In the News

April 15, 2011


Louis Garneau is pleased to announce the helmet sponsorship of Current World Champion, Mirinda Carfrae. Carfrae won the 2010 Ford Ironman World Championships wearing a Louis Garneau Chrono-Leggera, and this year, Carfrae will be racing in the new windtunnel tested Vorttice helmet. Louis Garneau has proven their strength as a leader in helmets outfitting some of the world's best triathletes including: Chrissie Wellington, Joe Gambles, Samantha McGlone, and team TBB. In 2010, Louis Garneau was also ranked #1 at the Kona Helmet Count.
"After using a Garneau helmet for a number of years, I am thrilled to have become an official member of the Garneau family. I spent a whole day in the wind tunnel with Felt and found the Vorttice to be the most aerodynamic helmet on the market, but what has impressed me most is its ability to keep my head cool-which of course is hugely important when you consider the risks of overheating in races like Kona", remarks Carfrae.
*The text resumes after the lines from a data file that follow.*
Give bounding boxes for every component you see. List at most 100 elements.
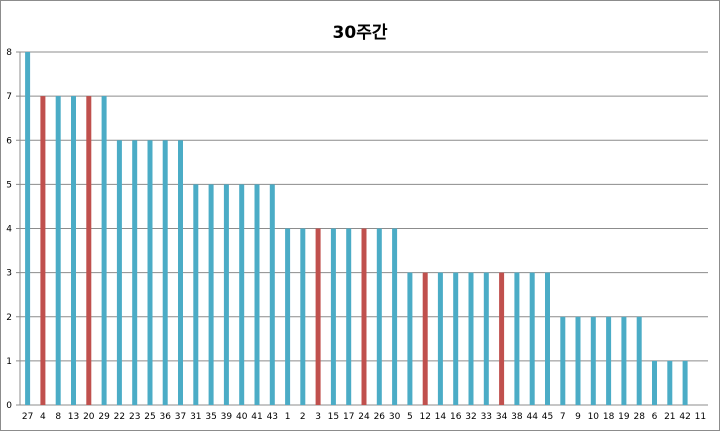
- bar: [361, 228, 367, 405]
- x-tick-label: 5: [407, 412, 413, 422]
- x-tick-label: 18: [603, 412, 615, 422]
- y-tick-label: 0: [6, 401, 12, 411]
- x-tick-label: 23: [129, 412, 140, 422]
- x-tick-label: 4: [40, 412, 46, 422]
- y-tick-label: 2: [6, 313, 12, 323]
- bar: [514, 272, 520, 405]
- y-tick-label: 3: [6, 269, 12, 279]
- bar: [285, 228, 291, 405]
- x-tick-label: 1: [285, 412, 291, 422]
- bar: [407, 272, 413, 405]
- x-tick-label: 20: [83, 412, 95, 422]
- bar: [560, 316, 566, 406]
- bar: [223, 184, 229, 405]
- chart-title: 30주간: [332, 23, 388, 43]
- x-tick-label: 25: [144, 412, 155, 422]
- bar: [254, 184, 260, 405]
- x-tick-label: 22: [114, 412, 125, 422]
- y-tick-label: 6: [6, 136, 12, 146]
- bar: [590, 316, 596, 406]
- bar: [71, 96, 76, 405]
- x-tick-label: 35: [205, 412, 216, 422]
- bar: [468, 272, 474, 405]
- x-tick-label: 32: [465, 412, 476, 422]
- bar: [636, 316, 642, 406]
- x-tick-label: 2: [300, 412, 306, 422]
- x-tick-label: 6: [652, 412, 658, 422]
- bar: [55, 96, 61, 405]
- x-tick-label: 42: [679, 412, 690, 422]
- x-tick-label: 36: [159, 412, 171, 422]
- bar: [40, 96, 46, 405]
- bar: [529, 272, 535, 405]
- bar: [545, 272, 550, 405]
- bar: [682, 360, 688, 405]
- bar: [116, 140, 122, 406]
- x-tick-label: 30: [389, 412, 401, 422]
- x-tick-label: 33: [481, 412, 492, 422]
- x-tick-label: 44: [526, 412, 538, 422]
- bar: [147, 140, 153, 406]
- bar: [437, 272, 443, 405]
- x-tick-label: 13: [68, 412, 79, 422]
- x-tick-label: 16: [450, 412, 462, 422]
- y-tick-label: 8: [6, 48, 12, 58]
- x-tick-label: 11: [695, 412, 706, 422]
- x-tick-label: 28: [633, 412, 645, 422]
- x-tick-label: 31: [190, 412, 201, 422]
- x-tick-label: 9: [575, 412, 581, 422]
- x-tick-label: 34: [496, 412, 508, 422]
- bar: [330, 228, 336, 405]
- x-tick-label: 40: [236, 412, 248, 422]
- y-tick-label: 4: [6, 225, 12, 235]
- bar: [483, 272, 489, 405]
- x-tick-label: 27: [22, 412, 33, 422]
- y-tick-label: 1: [6, 357, 12, 367]
- x-tick-label: 43: [267, 412, 278, 422]
- x-tick-label: 19: [618, 412, 630, 422]
- x-tick-label: 17: [343, 412, 354, 422]
- x-tick-label: 15: [328, 412, 339, 422]
- bar: [499, 272, 505, 405]
- x-tick-label: 26: [374, 412, 386, 422]
- x-tick-label: 41: [251, 412, 262, 422]
- bar: [101, 96, 107, 405]
- x-tick-label: 10: [588, 412, 600, 422]
- y-tick-label: 7: [6, 92, 12, 102]
- bar: [300, 228, 306, 405]
- bar: [162, 140, 168, 406]
- x-tick-label: 3: [315, 412, 321, 422]
- bar: [606, 316, 612, 406]
- bar: [208, 184, 214, 405]
- bar: [315, 228, 321, 405]
- y-tick-label: 5: [6, 180, 12, 190]
- bar: [422, 272, 428, 405]
- x-tick-label: 21: [664, 412, 675, 422]
- x-tick-label: 39: [221, 412, 233, 422]
- x-tick-label: 38: [511, 412, 523, 422]
- x-tick-label: 8: [55, 412, 61, 422]
- bar: [621, 316, 627, 406]
- x-tick-label: 14: [435, 412, 447, 422]
- bar: [132, 140, 138, 406]
- bar: [25, 52, 31, 405]
- bar: [376, 228, 382, 405]
- x-tick-label: 12: [419, 412, 430, 422]
- bar: [453, 272, 459, 405]
- bar: [575, 316, 581, 406]
- bar: [667, 360, 673, 405]
- x-tick-label: 29: [98, 412, 110, 422]
- bar: [239, 184, 245, 405]
- x-tick-label: 7: [560, 412, 566, 422]
- bar: [652, 360, 657, 405]
- bar: [86, 96, 92, 405]
- x-tick-label: 45: [542, 412, 553, 422]
- bar: [178, 140, 183, 406]
- bar: [269, 184, 275, 405]
- x-tick-label: 37: [175, 412, 186, 422]
- bar: [346, 228, 352, 405]
- bar: [193, 184, 199, 405]
- x-tick-label: 24: [358, 412, 370, 422]
- bar: [392, 228, 398, 405]
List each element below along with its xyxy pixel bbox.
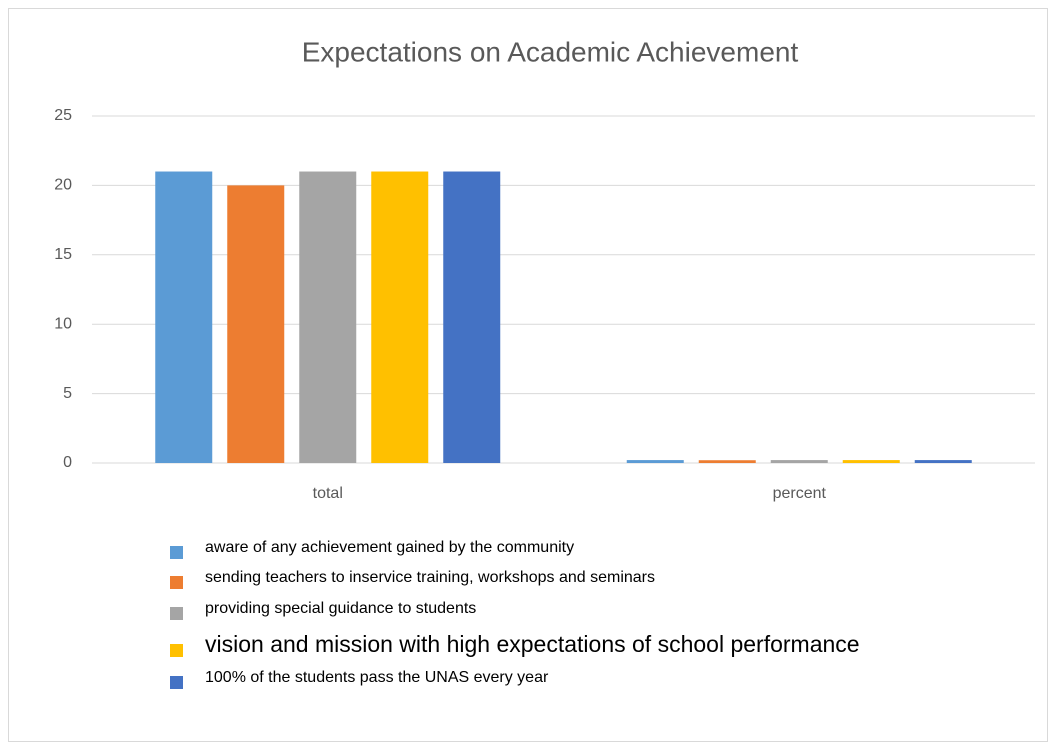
y-tick-label: 20 <box>54 177 72 194</box>
legend-label: 100% of the students pass the UNAS every… <box>205 669 549 686</box>
legend-swatch <box>170 576 183 589</box>
legend-label: vision and mission with high expectation… <box>205 631 860 657</box>
bar <box>842 460 900 463</box>
legend-swatch <box>170 676 183 689</box>
y-tick-label: 5 <box>63 385 72 402</box>
legend-swatch <box>170 607 183 620</box>
legend-label: providing special guidance to students <box>205 600 476 617</box>
y-tick-label: 15 <box>54 246 72 263</box>
y-tick-label: 0 <box>63 454 72 471</box>
bar <box>914 460 972 463</box>
bar <box>698 460 756 463</box>
bar <box>371 171 429 463</box>
bar <box>770 460 828 463</box>
bar <box>299 171 357 463</box>
x-tick-label: percent <box>773 485 827 502</box>
chart-title: Expectations on Academic Achievement <box>302 36 799 67</box>
x-tick-label: total <box>313 485 343 502</box>
legend-label: sending teachers to inservice training, … <box>205 569 655 586</box>
y-tick-label: 10 <box>54 315 72 332</box>
legend-label: aware of any achievement gained by the c… <box>205 539 574 556</box>
bar <box>626 460 684 463</box>
bar <box>155 171 213 463</box>
legend-swatch <box>170 644 183 657</box>
bar <box>443 171 501 463</box>
y-tick-label: 25 <box>54 107 72 124</box>
legend-swatch <box>170 546 183 559</box>
bar <box>227 185 285 463</box>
"We are excited to work with Mirinda", notes Pierre Perron, International Marketing Director at Louis Garneau. "Working with athletes of her caliber is the only way we can hold our position as #1 in triathlon helmets. We have windtunnel tested the Vorttice helmet and know the aerodynamic strength it has. With the help of professional athletes, we will work to convey this message to all levels of triathletes."
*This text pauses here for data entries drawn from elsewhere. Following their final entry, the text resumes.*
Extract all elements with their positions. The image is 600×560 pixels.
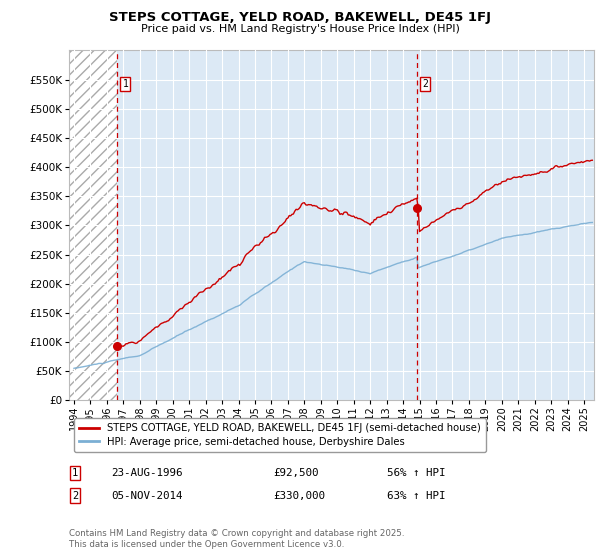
Text: 63% ↑ HPI: 63% ↑ HPI <box>387 491 445 501</box>
Text: £92,500: £92,500 <box>273 468 319 478</box>
Text: 2: 2 <box>422 78 428 88</box>
Text: 56% ↑ HPI: 56% ↑ HPI <box>387 468 445 478</box>
Bar <box>69 50 118 400</box>
Text: £330,000: £330,000 <box>273 491 325 501</box>
Text: Price paid vs. HM Land Registry's House Price Index (HPI): Price paid vs. HM Land Registry's House … <box>140 24 460 34</box>
Legend: STEPS COTTAGE, YELD ROAD, BAKEWELL, DE45 1FJ (semi-detached house), HPI: Average: STEPS COTTAGE, YELD ROAD, BAKEWELL, DE45… <box>74 418 486 452</box>
Text: 05-NOV-2014: 05-NOV-2014 <box>111 491 182 501</box>
Text: 23-AUG-1996: 23-AUG-1996 <box>111 468 182 478</box>
Bar <box>69 50 118 400</box>
Text: STEPS COTTAGE, YELD ROAD, BAKEWELL, DE45 1FJ: STEPS COTTAGE, YELD ROAD, BAKEWELL, DE45… <box>109 11 491 24</box>
Text: 1: 1 <box>72 468 78 478</box>
Text: 2: 2 <box>72 491 78 501</box>
Text: Contains HM Land Registry data © Crown copyright and database right 2025.
This d: Contains HM Land Registry data © Crown c… <box>69 529 404 549</box>
Text: 1: 1 <box>122 78 128 88</box>
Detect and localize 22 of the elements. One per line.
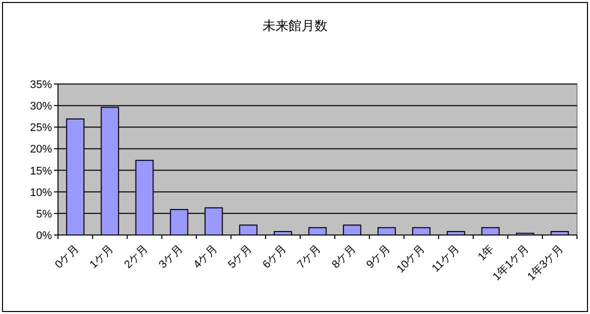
- y-tick-label: 15%: [30, 165, 52, 178]
- y-tick-label: 0%: [36, 230, 52, 242]
- x-tick-label: 2ケ月: [122, 242, 151, 272]
- x-tick-label: 4ケ月: [191, 242, 220, 272]
- y-tick-label: 5%: [36, 208, 52, 220]
- x-tick-label: 1ケ月: [88, 242, 116, 272]
- x-tick-label: 8ケ月: [330, 242, 358, 272]
- x-tick-label: 5ケ月: [226, 242, 254, 272]
- x-tick-label: 10ケ月: [394, 242, 428, 276]
- x-tick-label: 9ケ月: [364, 242, 393, 272]
- y-tick-label: 30%: [30, 100, 52, 113]
- y-tick-label: 20%: [30, 144, 52, 156]
- x-tick-label: 11ケ月: [430, 242, 462, 275]
- y-tick-label: 25%: [30, 122, 52, 134]
- title: 未来館月数: [262, 18, 328, 33]
- y-tick-label: 10%: [30, 186, 52, 199]
- x-tick-label: 7ケ月: [295, 242, 324, 272]
- x-tick-label: 6ケ月: [260, 242, 290, 272]
- x-tick-label: 3ケ月: [156, 242, 186, 272]
- y-tick-label: 35%: [30, 79, 52, 91]
- x-tick-label: 1年: [476, 242, 497, 264]
- x-tick-label: 0ケ月: [53, 242, 82, 272]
The Vorttice helmet is a true revolution in aerodynamic helmets designed to be faster than the competition. Unlike any other aero helmet, proven dimpled technology at the front of the helmets causes air to flow closely to the helmet. When hitting the "Vortex Generator" at the top of the helmet, the air is accelerated again so it can glide along to the end of the helmet and eliminate air disturbances. The unique "air intake" situated at the highest pressure point on the helmet directs the air along the 3 evacuation channels, keeping the rider cool and directing the flow of air through and out the helmet. When the cyclist is riding straight forward, the air must change direction to skirt around the helmet. This creates a high pressure zone in front of the helmet making it the perfect place to position the vent. Air goes in at high speed, moves around the head through internal evacuation channels and exits at the back opening. Heat produced by the cyclist's head is then wicked out through the back. Designed to improve aerodynamic performance, the Vorttice lens is ventilated and included with the helmet. The shape of the helmet, the air intake system and the Vortex Generator prove to be exceptional at managing winds from all directions allowing athletes to go faster while spending less energy.